Zoumana Célestin Dembélé, maire de la commune rurale de Nampaga, joint au téléphone par Issa Fakaba Sissoko :
« J'ai été informé que des bandits armés sont venus agresser les sœurs, leur ont demandé de l'argent. La sœur supérieure leur a répondu qu'elle n'avait pas d'argent. Les ravisseurs ont demandé que pour se payer la tête des autres qu'est-ce que la sœur peut donner ? Elle leur a donné 30.000 francs CFA. Et malgré tout, les assaillants sont partis avec la sœur supérieure, son passeport et celui de son adjointe. Sur les quatre sœurs, trois sont Colombiennes et une est Burkinabé. La localité est à 5 kilomètres du goudron, ils ont pris la route bitumée Koutiala-Koury. Nous avons un compatriote installé au bord du goudron, on lui a demandé d'intervenir. C'est ainsi lui, il a fermé une barrière qui a été confectionnée lors de la réhabilitation de la route. Donc quand ils sont arrivés à la barrière, ils ont abandonné le véhicule, et ils ont continué sur Koury à moto ».
C’est la première fois depuis la crise du Nord qu’une prise d’otage intervient dans la région de Sikasso. L’enlèvement de Koutiala montre, selon certains observateurs, que le phénomène s’installe vers le Sud. Certains analystes recommandent de « revoir la carte sécuritaire du pays » avec la création de police municipale dans chaque localité.
Serge Daniel est journaliste-écrivain, spécialiste des questions sécuritaires. Il est joint au téléphone par Issa Fakaba Sissoko :
« C’est une première au sud du Mali. Cela prouve deux choses : d’abord que le danger se métastase, c'est-à-dire change du Nord vers le Sud. C’est vrai qu’il y a quelques années, il y a eu l’enlèvement à l’extrême Ouest du Mali vers Kayes, mais tout cela se comprend parce que de Kayes vous pouvez aller directement remonter vers le Nord. Mais à partir de Koutiala c’est cas même très difficile. Est-ce qu’ils sont partis vers le Burkina Faso ou vers la Côte d’Ivoire ? Ça crée cas même beaucoup d’inquiétudes.

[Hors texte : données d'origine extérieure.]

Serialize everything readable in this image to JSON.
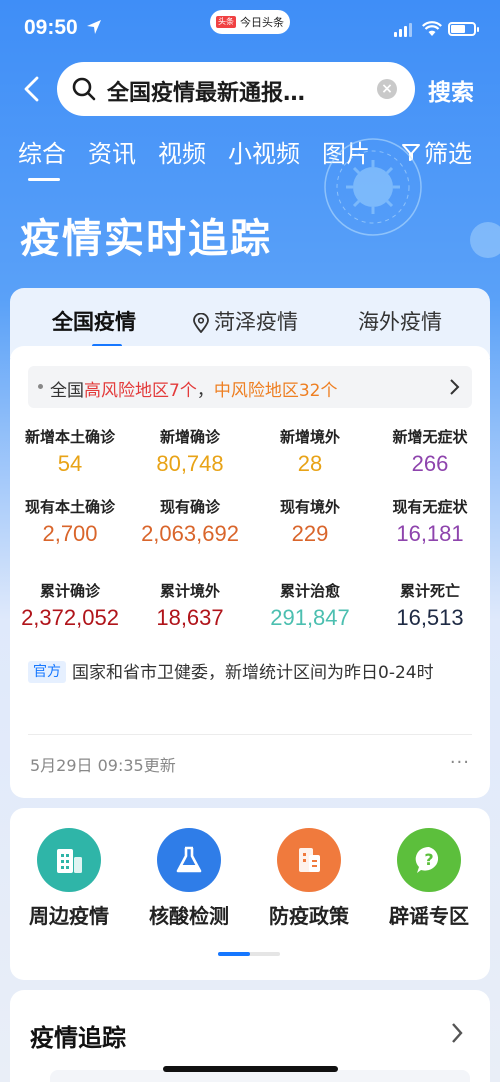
{
  "status": {
    "time": "09:50",
    "app_pill": "今日头条",
    "app_logo": "头条"
  },
  "search": {
    "query": "全国疫情最新通报…",
    "button": "搜索"
  },
  "tabs": [
    "综合",
    "资讯",
    "视频",
    "小视频",
    "图片"
  ],
  "filter_label": "筛选",
  "hero_title": "疫情实时追踪",
  "region_tabs": {
    "national": "全国疫情",
    "local": "菏泽疫情",
    "overseas": "海外疫情"
  },
  "risk": {
    "prefix": "全国",
    "high": "高风险地区7个",
    "sep": "，",
    "mid": "中风险地区32个"
  },
  "stats": [
    {
      "label": "新增本土确诊",
      "value": "54",
      "color": "#e8a317"
    },
    {
      "label": "新增确诊",
      "value": "80,748",
      "color": "#e8a317"
    },
    {
      "label": "新增境外",
      "value": "28",
      "color": "#e8a317"
    },
    {
      "label": "新增无症状",
      "value": "266",
      "color": "#8e44ad"
    },
    {
      "label": "现有本土确诊",
      "value": "2,700",
      "color": "#d9652b"
    },
    {
      "label": "现有确诊",
      "value": "2,063,692",
      "color": "#d9652b"
    },
    {
      "label": "现有境外",
      "value": "229",
      "color": "#d9652b"
    },
    {
      "label": "现有无症状",
      "value": "16,181",
      "color": "#8e44ad"
    },
    {
      "label": "累计确诊",
      "value": "2,372,052",
      "color": "#b0141a"
    },
    {
      "label": "累计境外",
      "value": "18,637",
      "color": "#b0141a"
    },
    {
      "label": "累计治愈",
      "value": "291,847",
      "color": "#4cbfb0"
    },
    {
      "label": "累计死亡",
      "value": "16,513",
      "color": "#1e2a44"
    }
  ],
  "source": {
    "badge": "官方",
    "text": "国家和省市卫健委，新增统计区间为昨日0-24时"
  },
  "update_time": "5月29日 09:35更新",
  "more": "···",
  "quick_entries": [
    {
      "label": "周边疫情",
      "color": "#2fb5a8",
      "icon": "buildings-icon"
    },
    {
      "label": "核酸检测",
      "color": "#2f7de8",
      "icon": "flask-icon"
    },
    {
      "label": "防疫政策",
      "color": "#f07a3d",
      "icon": "building-icon"
    },
    {
      "label": "辟谣专区",
      "color": "#5cbf3c",
      "icon": "question-bubble-icon"
    }
  ],
  "tracking_title": "疫情追踪"
}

En clair, c’est le danger qui se métastase comme je l’ai dit, mais ce qui est important c’est de revoir la carte sécuritaire du Mali, ça on l’a toujours répété. L’État n’a plus les moyens d’assurer la sécurité des Maliens et des Maliennes avec l’armée, la gendarmerie, la police et la garde nationale. Il faut probablement passer par la création de police communale, de police municipale, et ça me semble important ».
Le mode opératoire ressemble certes à celui des terroristes, mais est-ce que ce rapt peut aussi être assimilé à du banditisme ?
« Oui du banditisme, mais en même temps du terrorisme, parce que l’otage n’a pas été tué. S’ils voulaient le tuer, ils l’auraient fait peut être sur place. S’ils l’ont emporté c’est peut être pour demander une rançon, une compensation pour sa libération. Donc s’il y a une revendication, elle peut-être idéologique ou matérielle. Mais il faut attendre de voir ce qui va se passer ».